= Bernd Giese =

German chemist (born 1940)

Bernd Giese (born 2 June 1940 in Hamburg, Germany) is a German chemist and guest professor in chemistry at the University of Fribourg in Fribourg, Switzerland since 2010.

==Biography==
Born in Hamburg, Germany, Giese received his PhD from LMU Munich under Rolf Huisgen in 1969. (Note: Title of the dissertation: Beiträge zum Mechanismus der Amin-Addition an Acetylen-Carbonester ) From 1969 to 1971, he worked in pharmaceutical research at BASF in Ludwigshafen. He obtained his Habilitation from the University of Freiburg in 1976. From 1977 to 1988, he was full professor at the Technical University of Darmstadt and from 1989 to 2010 at the University of Basel.

==Research==
Giese specializes in the bio-organic chemistry and synthesis of radicals in biological systems. He contributed to the understanding of radical induced DNA cleavage and of the DNA synthesis by ribonucleotide reductase. He discovered that long range charge transfer through DNA and Peptides occurs by a hopping mechanism.

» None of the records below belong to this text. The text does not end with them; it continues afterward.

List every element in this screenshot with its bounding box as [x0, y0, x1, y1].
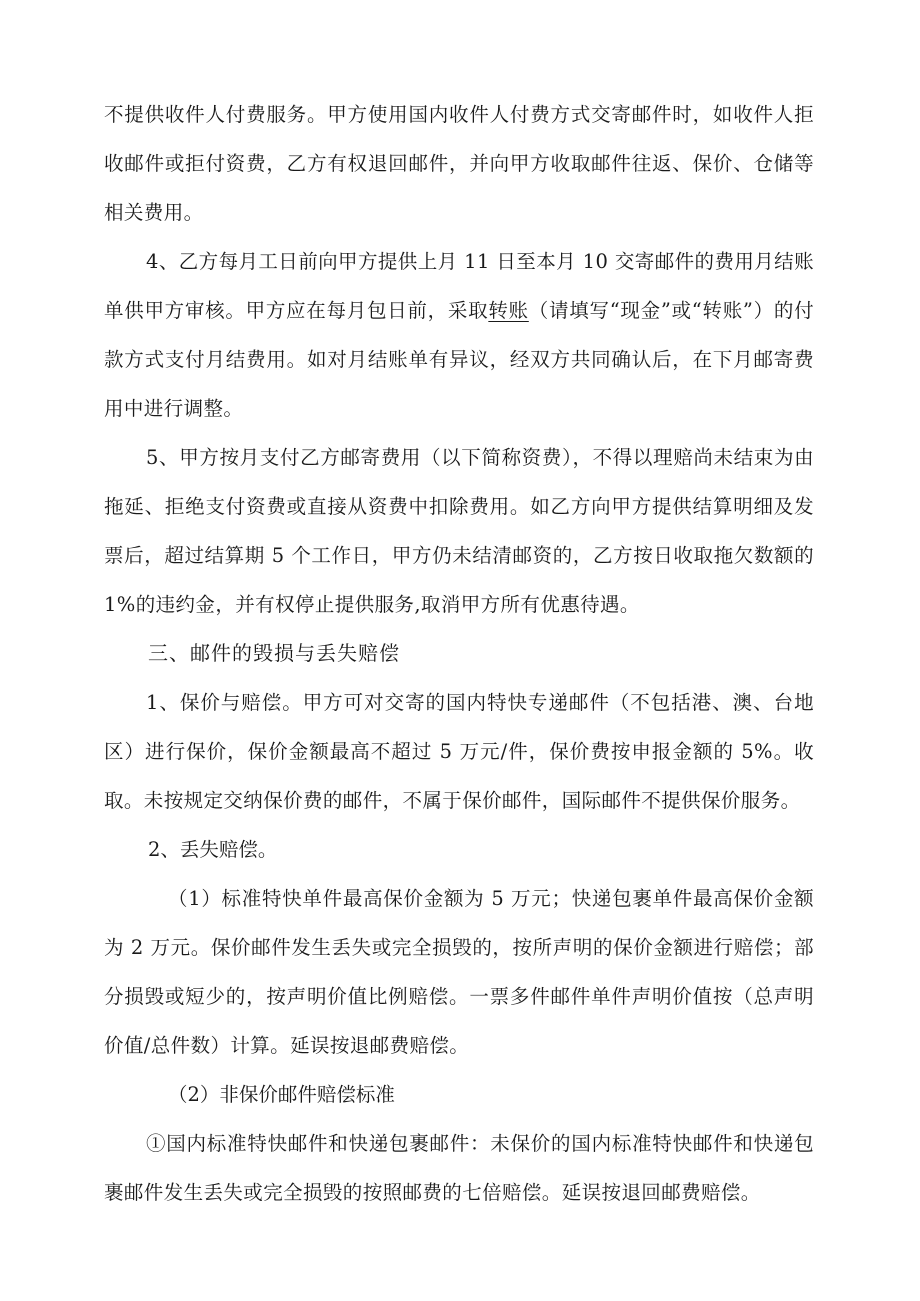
paragraph-insured-compensation: （1）标准特快单件最高保价金额为 5 万元；快递包裹单件最高保价金额为 2 万元。保价邮件发生丢失或完全损毁的，按所声明的保价金额进行赔偿；部分损毁或短少的，按声明价值比例赔偿。一票多件邮件单件声明价值按（总声明价值/总件数）计算。延误按退邮费赔偿。 [104, 887, 814, 1057]
subheading-loss-compensation: 2、丢失赔偿。 [148, 838, 278, 861]
statement-text-after: （请填写“现金”或“转账”）的付款方式支付月结费用。如对月结账单有异议，经双方共同确认后，在下月邮寄费用中进行调整。 [104, 299, 814, 420]
paragraph-recipient-pays: 不提供收件人付费服务。甲方使用国内收件人付费方式交寄邮件时，如收件人拒收邮件或拒付资费，乙方有权退回邮件，并向甲方收取邮件往返、保价、仓储等相关费用。 [104, 103, 814, 224]
section-heading-compensation: 三、邮件的毁损与丢失赔偿 [148, 641, 400, 665]
paragraph-uninsured-domestic: ①国内标准特快邮件和快递包裹邮件：未保价的国内标准特快邮件和快递包裹邮件发生丢失或完全损毁的按照邮费的七倍赔偿。延误按退回邮费赔偿。 [104, 1132, 814, 1204]
paragraph-payment-terms: 5、甲方按月支付乙方邮寄费用（以下简称资费），不得以理赔尚未结束为由拖延、拒绝支付资费或直接从资费中扣除费用。如乙方向甲方提供结算明细及发票后，超过结算期 5 个工作日，甲方仍未结清邮资的，乙方按日收取拖欠数额的 1%的违约金，并有权停止提供服务,取消甲方所有优惠待遇。 [104, 446, 814, 616]
subheading-uninsured-standard: （2）非保价邮件赔偿标准 [168, 1083, 395, 1106]
paragraph-insured-value: 1、保价与赔偿。甲方可对交寄的国内特快专递邮件（不包括港、澳、台地区）进行保价，保价金额最高不超过 5 万元/件，保价费按申报金额的 5%。收取。未按规定交纳保价费的邮件，不属于保价邮件，国际邮件不提供保价服务。 [104, 691, 814, 812]
statement-text-before: 4、乙方每月工日前向甲方提供上月 11 日至本月 10 交寄邮件的费用月结账单供甲方审核。甲方应在每月包日前，采取 [104, 250, 814, 322]
payment-method-filled: 转账 [488, 299, 529, 322]
paragraph-monthly-statement [104, 237, 814, 433]
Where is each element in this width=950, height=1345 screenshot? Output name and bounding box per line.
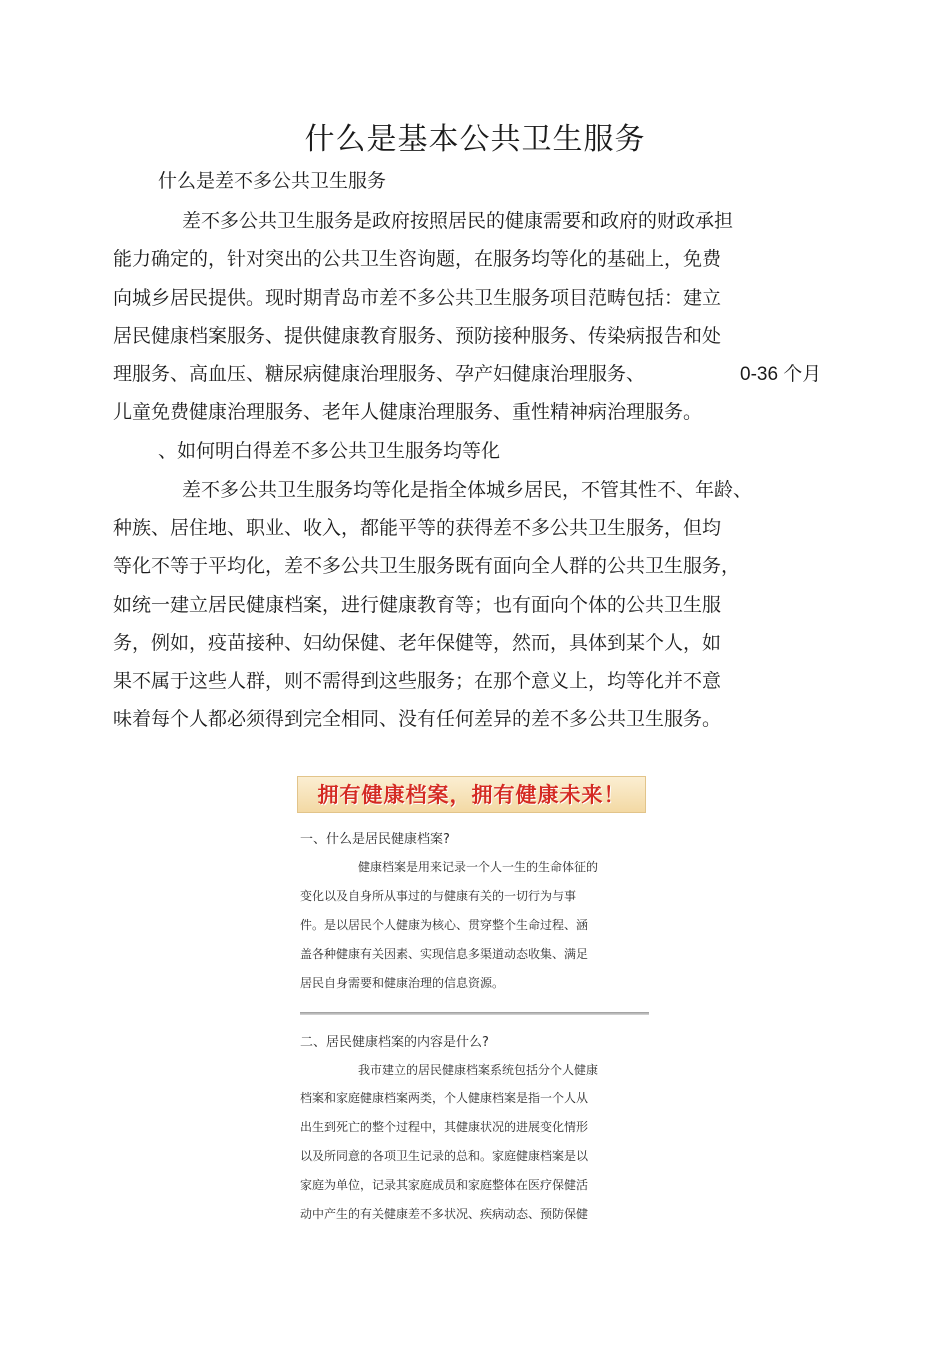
- age-range: 0-36 个月: [740, 364, 822, 385]
- section1-line: 能力确定的，针对突出的公共卫生咨询题，在服务均等化的基础上，免费: [113, 248, 722, 270]
- inset2-line: 动中产生的有关健康差不多状况、疾病动态、预防保健: [300, 1207, 589, 1221]
- section2-line: 果不属于这些人群，则不需得到这些服务；在那个意义上，均等化并不意: [113, 670, 722, 692]
- health-record-banner: [297, 776, 646, 813]
- inset1-line: 健康档案是用来记录一个人一生的生命体征的: [358, 860, 599, 874]
- section1-line: 向城乡居民提供。现时期青岛市差不多公共卫生服务项目范畴包括：建立: [113, 287, 722, 309]
- banner-text: 拥有健康档案，拥有健康未来！: [317, 783, 626, 807]
- inset1-line: 件。是以居民个人健康为核心、贯穿整个生命过程、涵: [300, 918, 589, 932]
- section-divider: [300, 1012, 649, 1015]
- section2-line: 味着每个人都必须得到完全相同、没有任何差异的差不多公共卫生服务。: [113, 708, 722, 730]
- section1-line: 居民健康档案服务、提供健康教育服务、预防接种服务、传染病报告和处: [113, 325, 722, 347]
- inset1-heading: 一、什么是居民健康档案?: [300, 832, 450, 847]
- section2-line: 如统一建立居民健康档案，进行健康教育等；也有面向个体的公共卫生服: [113, 594, 722, 616]
- inset1-line: 居民自身需要和健康治理的信息资源。: [300, 976, 505, 990]
- inset2-line: 家庭为单位，记录其家庭成员和家庭整体在医疗保健活: [300, 1178, 589, 1192]
- page-title: 什么是基本公共卫生服务: [304, 122, 646, 157]
- section2-line: 差不多公共卫生服务均等化是指全体城乡居民，不管其性不、年龄、: [182, 479, 753, 501]
- inset1-line: 变化以及自身所从事过的与健康有关的一切行为与事: [300, 889, 577, 903]
- section1-line: 理服务、高血压、糖尿病健康治理服务、孕产妇健康治理服务、: [113, 363, 646, 385]
- section1-line: 儿童免费健康治理服务、老年人健康治理服务、重性精神病治理服务。: [113, 401, 703, 423]
- section1-heading: 什么是差不多公共卫生服务: [158, 170, 387, 192]
- section2-line: 种族、居住地、职业、收入，都能平等的获得差不多公共卫生服务，但均: [113, 517, 722, 539]
- section2-line: 等化不等于平均化，差不多公共卫生服务既有面向全人群的公共卫生服务，: [113, 555, 741, 577]
- inset2-heading: 二、居民健康档案的内容是什么?: [300, 1035, 489, 1050]
- inset2-line: 我市建立的居民健康档案系统包括分个人健康: [358, 1063, 599, 1077]
- inset2-line: 档案和家庭健康档案两类，个人健康档案是指一个人从: [300, 1091, 589, 1105]
- inset2-line: 出生到死亡的整个过程中，其健康状况的进展变化情形: [300, 1120, 589, 1134]
- inset1-line: 盖各种健康有关因素、实现信息多渠道动态收集、满足: [300, 947, 589, 961]
- section2-heading: 、如何明白得差不多公共卫生服务均等化: [158, 440, 501, 462]
- section1-line: 差不多公共卫生服务是政府按照居民的健康需要和政府的财政承担: [182, 210, 734, 232]
- section2-line: 务，例如，疫苗接种、妇幼保健、老年保健等，然而，具体到某个人，如: [113, 632, 722, 654]
- inset2-line: 以及所同意的各项卫生记录的总和。家庭健康档案是以: [300, 1149, 589, 1163]
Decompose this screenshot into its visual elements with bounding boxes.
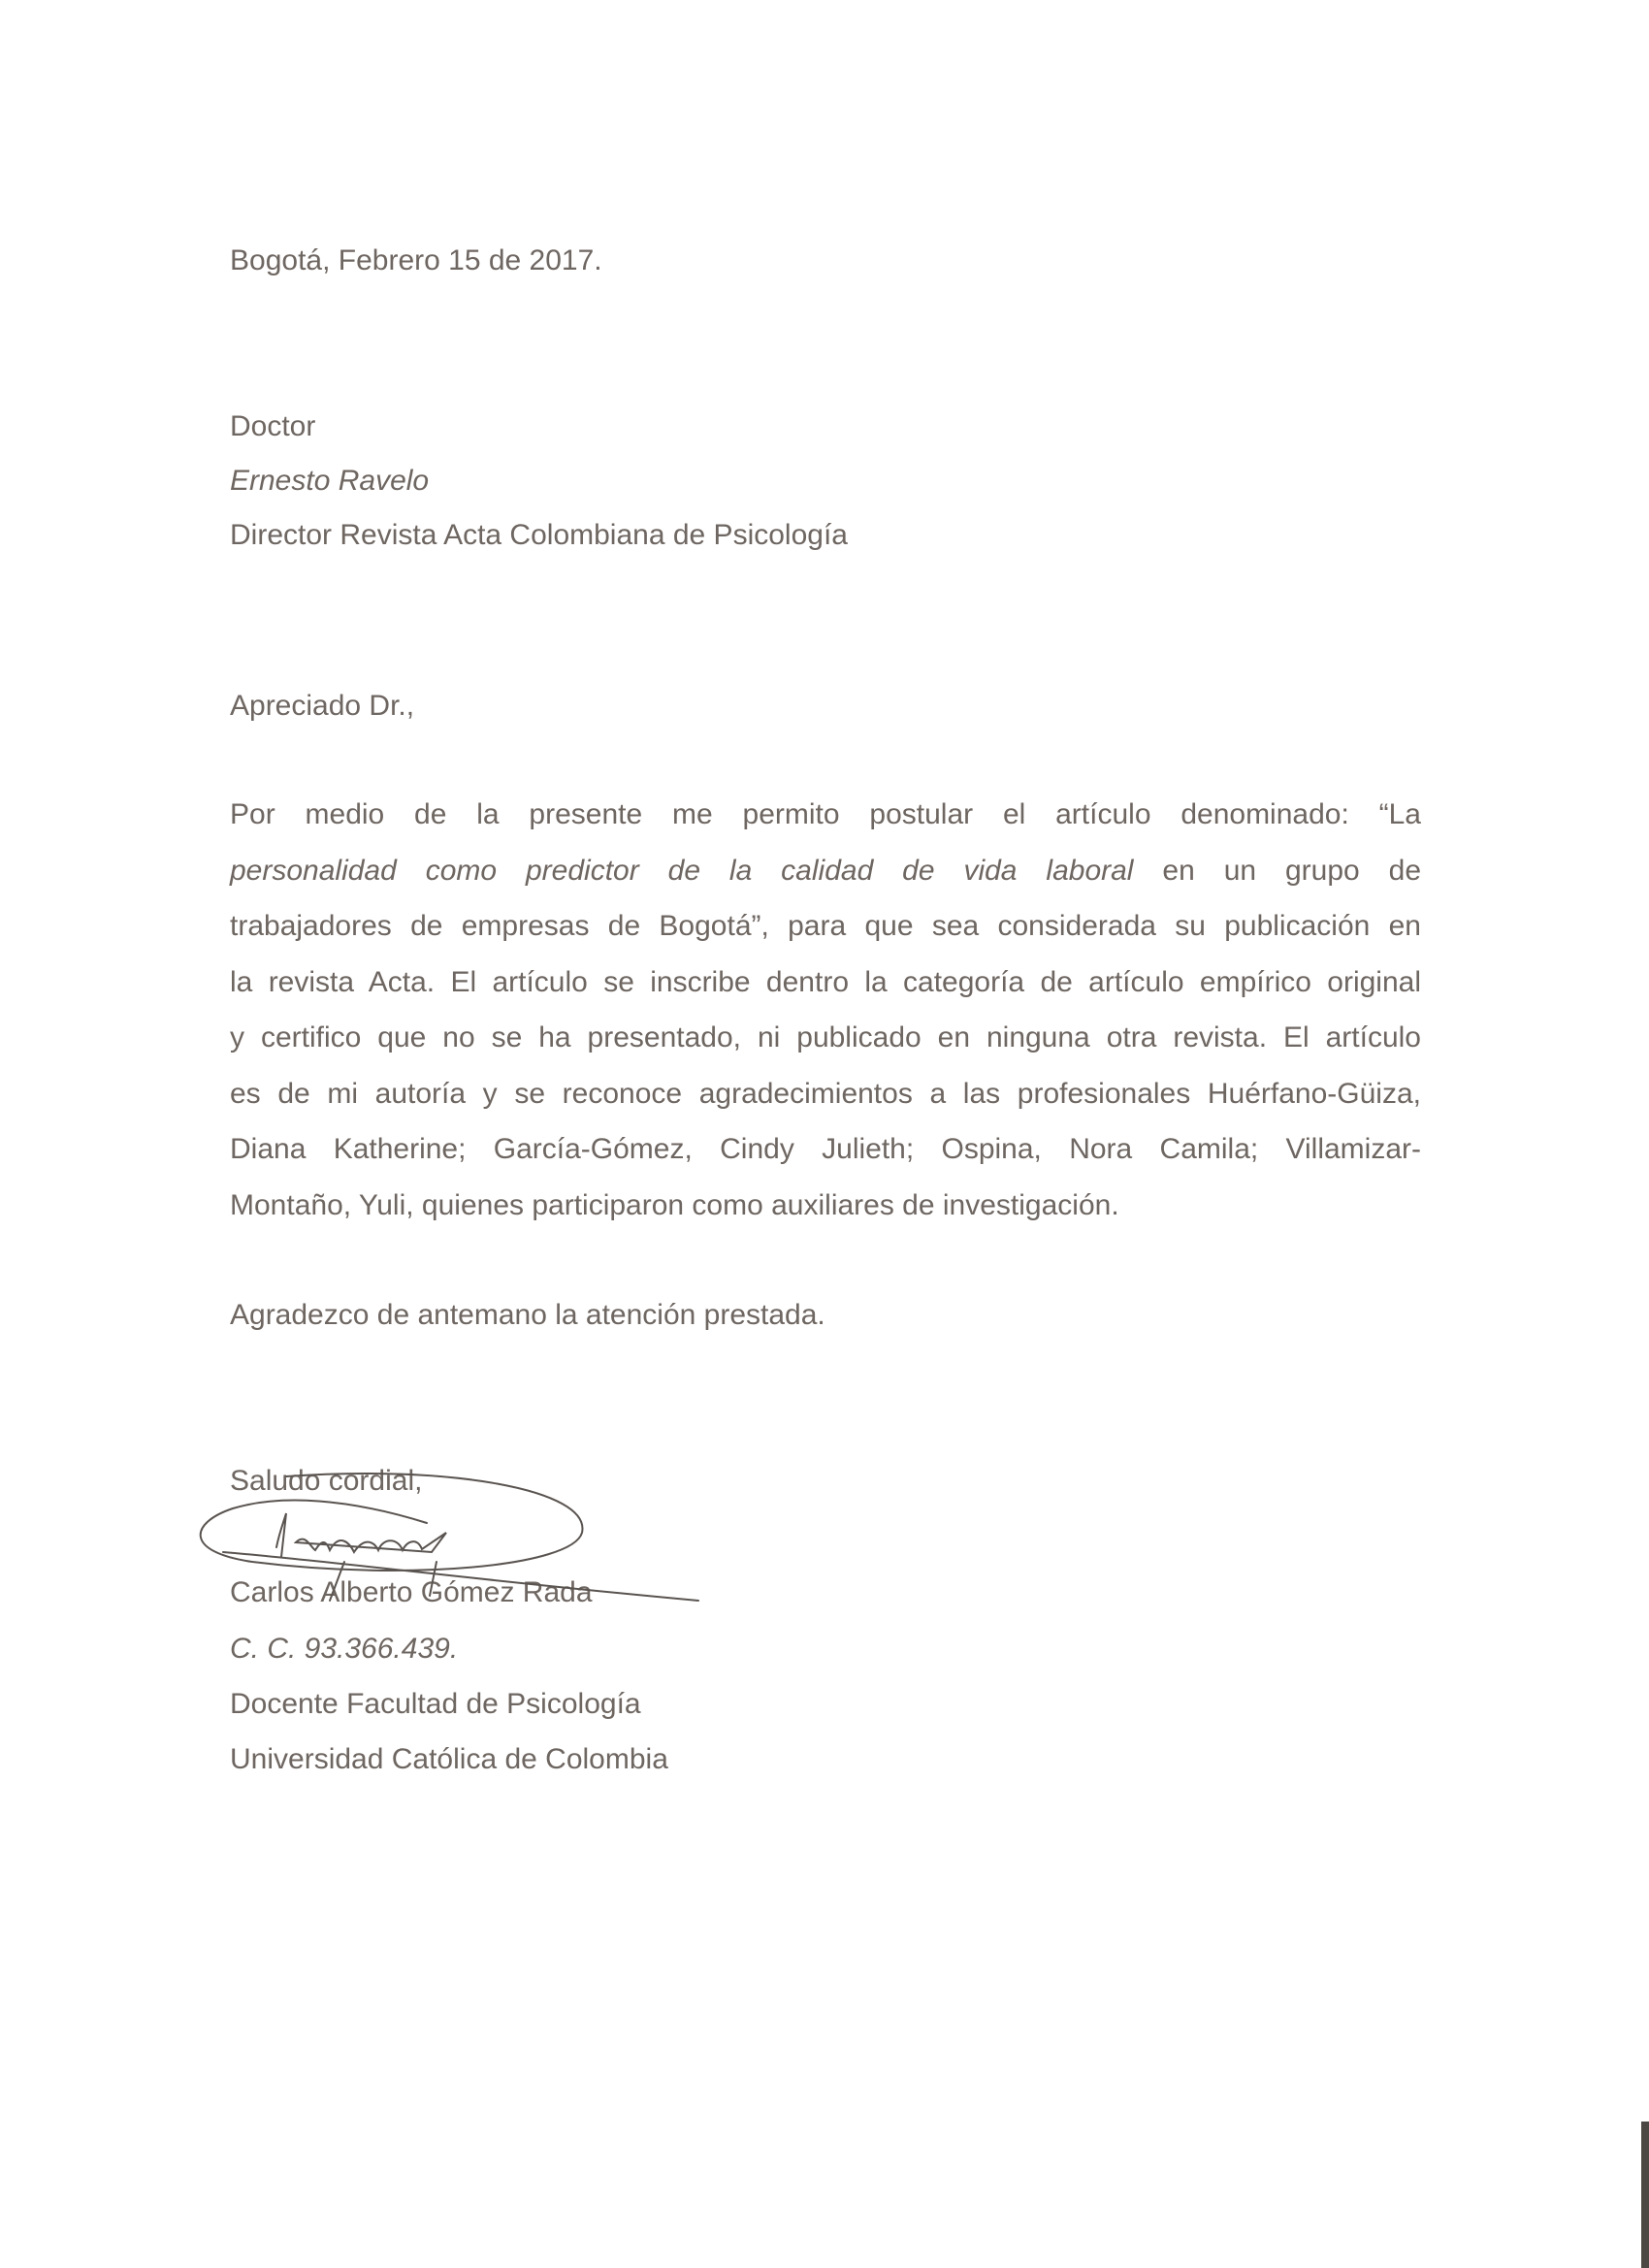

The formation of carbon–carbon bonds by addition of free radicals to alkenes is called the Giese reaction. Giese developed concepts, guidelines, and synthetic applications for the stereochemistry of radical reactions.

==Awards==
- 1976 Karl-Winnacker Award
- 1977 Carl-Duisberg Award
- 1987 Gottfried Wilhelm Leibniz Prize
- 1988 Merck-Schuchardt Award
- 1999 Member of the German National Academy of Sciences Leopoldina
- 2003 Foreign Honorary Member of the American Academy of Arts and Sciences
- 2005 Tetrahedron Prize for Creativity in Organic Chemistry & BioMedicinal Chemistry
- 2006 Emil Fischer Medal of the Gesellschaft Deutscher Chemiker
- 2009 Norris Award in Physical Organic Chemistry of the American Chemical Society
- 2012 Paracelsus Prize of the Swiss Chemical Society

Reuters News agency predicted him as a possible Nobel Laureate in Chemistry in 2009.